As I proceeded with precalculus and, afterwards, Calculus, I realized how broad math is, and that every single mathematical concept has an ocean of discoveries behind it, while there is, also, so much yet so far from being discovered.
It was on one of those weekends during my first semester that it struck my mind to close up all my textbooks and start asking the question of "why?". I pulled out a piece of paper, pen, and a ruler, equipment no different from what Aristotle had to use to prove continuity and infinite divisibility of geometric objects, and tried to derive the Pythagorean theorem, the most fundamental concept of math it would no longer be math without. Whole four hours of working felt like 4 minutes with infinite contentment and a sense of accomplishment as I was able to derive both algebraically and geometrically. So, I thought, why wouldn't any other concept in math be derived both algebraically and geometrically. Christmas break was the most beautiful time of the year, especially after spending it on proving the laws of cosines and sines, quadratic formulas, Pascal's triangle and even the Fundamental theorem of calculus. Later as I started taking the statistics classes, the idea behind a normal curve having the area of 1 constantly bothered me. It took me several weeks to go through the topics of double integration to be able to arrive at a satisfactory answer that gave the most clear-cut answer to my question: yes, any mathematical concept of math can be derived both algebraically and geometrically. My passion for math got me spending my summer holidays independently studying for Calculus II. I ended up taking a cumulative test and passing the class with almost perfect grade without a need to take the actual class.
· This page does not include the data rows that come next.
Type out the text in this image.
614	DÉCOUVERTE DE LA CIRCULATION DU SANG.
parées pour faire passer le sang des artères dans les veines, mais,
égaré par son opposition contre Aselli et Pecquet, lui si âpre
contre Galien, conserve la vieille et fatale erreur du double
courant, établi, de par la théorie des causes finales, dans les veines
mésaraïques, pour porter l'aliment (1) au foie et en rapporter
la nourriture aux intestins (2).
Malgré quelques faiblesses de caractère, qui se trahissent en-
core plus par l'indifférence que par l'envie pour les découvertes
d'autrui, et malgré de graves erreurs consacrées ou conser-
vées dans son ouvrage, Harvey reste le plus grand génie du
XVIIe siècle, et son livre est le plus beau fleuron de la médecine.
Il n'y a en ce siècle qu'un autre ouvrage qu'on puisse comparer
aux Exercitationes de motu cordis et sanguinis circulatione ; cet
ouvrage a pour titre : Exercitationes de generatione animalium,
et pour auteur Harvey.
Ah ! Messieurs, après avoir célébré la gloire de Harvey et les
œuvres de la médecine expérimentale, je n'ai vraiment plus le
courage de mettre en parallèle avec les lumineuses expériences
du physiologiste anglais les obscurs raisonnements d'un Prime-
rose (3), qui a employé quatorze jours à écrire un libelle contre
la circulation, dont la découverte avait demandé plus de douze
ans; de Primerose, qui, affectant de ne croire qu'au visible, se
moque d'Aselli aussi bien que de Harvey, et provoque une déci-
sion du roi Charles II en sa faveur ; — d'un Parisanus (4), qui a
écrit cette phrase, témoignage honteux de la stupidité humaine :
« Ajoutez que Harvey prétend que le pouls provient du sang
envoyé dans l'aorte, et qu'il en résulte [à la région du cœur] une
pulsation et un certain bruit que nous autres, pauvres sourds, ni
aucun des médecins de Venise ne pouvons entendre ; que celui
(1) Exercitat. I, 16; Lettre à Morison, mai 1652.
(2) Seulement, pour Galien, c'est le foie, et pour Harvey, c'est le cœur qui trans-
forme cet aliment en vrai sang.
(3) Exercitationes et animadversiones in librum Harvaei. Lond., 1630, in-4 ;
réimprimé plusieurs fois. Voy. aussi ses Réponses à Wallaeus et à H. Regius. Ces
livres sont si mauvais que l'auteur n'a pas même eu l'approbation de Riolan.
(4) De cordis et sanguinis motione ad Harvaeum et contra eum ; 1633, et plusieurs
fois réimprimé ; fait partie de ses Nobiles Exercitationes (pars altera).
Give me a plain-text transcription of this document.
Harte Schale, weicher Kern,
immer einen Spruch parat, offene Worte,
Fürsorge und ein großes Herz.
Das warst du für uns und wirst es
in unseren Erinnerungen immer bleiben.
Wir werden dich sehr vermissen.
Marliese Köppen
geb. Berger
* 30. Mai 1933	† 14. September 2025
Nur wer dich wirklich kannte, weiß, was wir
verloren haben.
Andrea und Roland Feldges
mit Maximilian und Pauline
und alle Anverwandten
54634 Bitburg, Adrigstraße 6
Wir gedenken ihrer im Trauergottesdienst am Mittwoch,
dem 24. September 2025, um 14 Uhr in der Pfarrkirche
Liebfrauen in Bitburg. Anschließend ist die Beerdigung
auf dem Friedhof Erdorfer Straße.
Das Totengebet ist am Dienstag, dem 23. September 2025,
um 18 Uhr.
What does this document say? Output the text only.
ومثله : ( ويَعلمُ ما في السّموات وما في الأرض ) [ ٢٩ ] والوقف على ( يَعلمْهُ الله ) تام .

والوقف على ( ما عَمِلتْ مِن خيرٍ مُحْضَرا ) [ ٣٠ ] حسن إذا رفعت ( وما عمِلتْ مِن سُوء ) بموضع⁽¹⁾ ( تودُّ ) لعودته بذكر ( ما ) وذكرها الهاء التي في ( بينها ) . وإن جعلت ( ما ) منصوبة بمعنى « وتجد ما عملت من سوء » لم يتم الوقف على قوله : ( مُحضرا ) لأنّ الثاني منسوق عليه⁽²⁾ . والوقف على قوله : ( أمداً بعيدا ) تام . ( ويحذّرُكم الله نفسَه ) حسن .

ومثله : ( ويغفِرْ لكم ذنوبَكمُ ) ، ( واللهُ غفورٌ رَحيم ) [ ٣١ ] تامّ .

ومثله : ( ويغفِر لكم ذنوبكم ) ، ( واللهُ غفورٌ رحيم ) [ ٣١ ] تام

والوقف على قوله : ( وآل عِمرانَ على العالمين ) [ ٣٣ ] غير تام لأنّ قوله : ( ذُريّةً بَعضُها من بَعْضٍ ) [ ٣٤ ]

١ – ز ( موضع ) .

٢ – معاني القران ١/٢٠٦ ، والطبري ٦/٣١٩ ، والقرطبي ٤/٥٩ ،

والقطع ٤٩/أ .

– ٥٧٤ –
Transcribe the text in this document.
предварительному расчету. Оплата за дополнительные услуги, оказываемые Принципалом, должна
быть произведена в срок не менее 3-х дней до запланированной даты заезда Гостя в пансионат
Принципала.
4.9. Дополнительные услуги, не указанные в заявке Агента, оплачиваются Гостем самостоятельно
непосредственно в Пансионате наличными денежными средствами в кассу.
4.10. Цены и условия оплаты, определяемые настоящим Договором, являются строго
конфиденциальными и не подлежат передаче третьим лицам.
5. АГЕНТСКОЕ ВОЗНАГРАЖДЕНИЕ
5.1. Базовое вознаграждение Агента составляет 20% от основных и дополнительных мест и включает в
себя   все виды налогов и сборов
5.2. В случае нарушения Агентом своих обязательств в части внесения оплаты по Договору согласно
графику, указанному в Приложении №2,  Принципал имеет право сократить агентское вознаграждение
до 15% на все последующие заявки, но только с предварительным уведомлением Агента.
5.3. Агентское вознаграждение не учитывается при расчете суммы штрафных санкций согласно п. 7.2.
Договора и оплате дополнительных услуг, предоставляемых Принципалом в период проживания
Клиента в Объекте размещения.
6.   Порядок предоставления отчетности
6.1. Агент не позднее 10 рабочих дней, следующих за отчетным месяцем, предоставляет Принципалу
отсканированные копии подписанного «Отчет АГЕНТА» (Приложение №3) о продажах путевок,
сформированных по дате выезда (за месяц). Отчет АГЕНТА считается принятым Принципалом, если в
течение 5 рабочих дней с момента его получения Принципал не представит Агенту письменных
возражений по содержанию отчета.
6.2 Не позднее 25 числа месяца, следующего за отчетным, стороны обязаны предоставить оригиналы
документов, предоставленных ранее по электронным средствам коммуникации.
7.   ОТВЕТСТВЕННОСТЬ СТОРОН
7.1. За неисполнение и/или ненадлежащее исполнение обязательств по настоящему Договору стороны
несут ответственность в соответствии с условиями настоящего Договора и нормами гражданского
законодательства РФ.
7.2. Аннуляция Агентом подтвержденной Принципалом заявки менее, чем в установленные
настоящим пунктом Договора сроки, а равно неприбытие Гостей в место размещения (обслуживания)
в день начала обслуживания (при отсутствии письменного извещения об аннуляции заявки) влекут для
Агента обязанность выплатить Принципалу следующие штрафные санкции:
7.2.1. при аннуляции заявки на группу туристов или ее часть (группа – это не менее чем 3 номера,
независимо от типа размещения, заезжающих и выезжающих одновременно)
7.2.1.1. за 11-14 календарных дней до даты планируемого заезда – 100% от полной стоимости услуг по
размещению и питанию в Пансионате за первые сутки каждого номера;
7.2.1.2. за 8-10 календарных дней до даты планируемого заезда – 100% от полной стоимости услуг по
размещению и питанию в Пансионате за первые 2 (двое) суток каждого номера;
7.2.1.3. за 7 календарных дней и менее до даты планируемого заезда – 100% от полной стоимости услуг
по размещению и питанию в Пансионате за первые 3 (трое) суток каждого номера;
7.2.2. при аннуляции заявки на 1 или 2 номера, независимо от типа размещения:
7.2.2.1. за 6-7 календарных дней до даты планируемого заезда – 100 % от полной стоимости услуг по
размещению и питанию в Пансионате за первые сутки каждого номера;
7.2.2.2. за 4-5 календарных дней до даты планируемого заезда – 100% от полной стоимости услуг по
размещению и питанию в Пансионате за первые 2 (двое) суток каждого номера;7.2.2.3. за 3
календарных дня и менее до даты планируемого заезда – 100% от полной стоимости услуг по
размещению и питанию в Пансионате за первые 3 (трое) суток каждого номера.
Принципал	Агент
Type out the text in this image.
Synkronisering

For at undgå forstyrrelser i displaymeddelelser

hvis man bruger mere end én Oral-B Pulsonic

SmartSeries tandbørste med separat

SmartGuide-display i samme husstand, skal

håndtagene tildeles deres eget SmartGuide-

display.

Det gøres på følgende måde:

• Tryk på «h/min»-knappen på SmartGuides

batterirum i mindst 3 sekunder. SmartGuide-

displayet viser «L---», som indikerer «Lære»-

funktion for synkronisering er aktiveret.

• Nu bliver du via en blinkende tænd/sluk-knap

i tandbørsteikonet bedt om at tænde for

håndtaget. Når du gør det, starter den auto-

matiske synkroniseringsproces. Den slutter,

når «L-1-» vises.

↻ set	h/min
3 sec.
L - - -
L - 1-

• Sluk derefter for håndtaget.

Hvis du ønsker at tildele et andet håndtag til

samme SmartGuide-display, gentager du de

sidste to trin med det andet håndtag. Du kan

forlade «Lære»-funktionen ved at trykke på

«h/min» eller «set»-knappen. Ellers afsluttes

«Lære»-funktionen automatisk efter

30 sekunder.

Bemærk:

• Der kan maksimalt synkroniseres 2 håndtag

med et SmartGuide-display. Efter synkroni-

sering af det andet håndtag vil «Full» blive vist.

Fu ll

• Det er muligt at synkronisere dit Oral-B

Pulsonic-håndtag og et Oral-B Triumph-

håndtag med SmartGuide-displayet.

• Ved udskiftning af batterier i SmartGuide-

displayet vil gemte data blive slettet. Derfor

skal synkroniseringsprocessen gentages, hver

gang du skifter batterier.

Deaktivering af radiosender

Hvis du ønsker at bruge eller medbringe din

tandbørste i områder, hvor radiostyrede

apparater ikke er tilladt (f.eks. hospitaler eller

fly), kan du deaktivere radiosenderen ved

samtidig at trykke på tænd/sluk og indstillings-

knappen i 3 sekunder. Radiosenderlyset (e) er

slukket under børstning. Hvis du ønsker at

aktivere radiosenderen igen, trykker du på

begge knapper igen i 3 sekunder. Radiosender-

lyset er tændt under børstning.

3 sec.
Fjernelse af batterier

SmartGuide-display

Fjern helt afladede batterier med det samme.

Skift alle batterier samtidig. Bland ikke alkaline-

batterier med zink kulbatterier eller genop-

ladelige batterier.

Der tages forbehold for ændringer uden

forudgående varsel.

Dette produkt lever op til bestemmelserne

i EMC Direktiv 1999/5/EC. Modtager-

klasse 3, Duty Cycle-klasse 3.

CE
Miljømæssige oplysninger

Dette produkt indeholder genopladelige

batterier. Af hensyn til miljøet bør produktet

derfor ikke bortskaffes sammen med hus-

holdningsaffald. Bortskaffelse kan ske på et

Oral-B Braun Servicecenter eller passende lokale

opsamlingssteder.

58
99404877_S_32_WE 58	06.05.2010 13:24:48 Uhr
It granted me a prerequisite to other upper level math classes I am currently taking and planning to take.
My passion for math extended even more as I spent most of my weekends involved in polymer engineering research. Measuring out the nanoparticles for the vitrimer samples with precision of 5-9 decimal places was my most favorite part of the research project. I started seeing engineering as a way to combine my passion for art and science into a more practical and technical field as mechanical engineering. My year-long polymer engineering research involves creating epoxy vitrimers that possess unique features such as self-healing and recyclability and behave like thermoplastics when raised to high temperatures. It is a comparatively newly discovered coating material usually used in fields such as aerospace. I enjoyed spending the entirety of my weekends creating samples, testing, and reducing impurities to ultimately be able to cut it and observe its self-healing process under a certain heat temperature.
However, most importantly I love passing on my knowledge to others. It is beautiful, the power of sharing I learned tutoring my fellow peers in college. My objective of sharing though is not only helping students pass their classes or help them upgrade their class grades but also to help them understand the "whys" of the particular concepts. My objective is to help students overcome conventional math fear and help them love it. The Varsity Tutors will help me achieve all of these objectives and I can not wait enough to get started on meeting my students.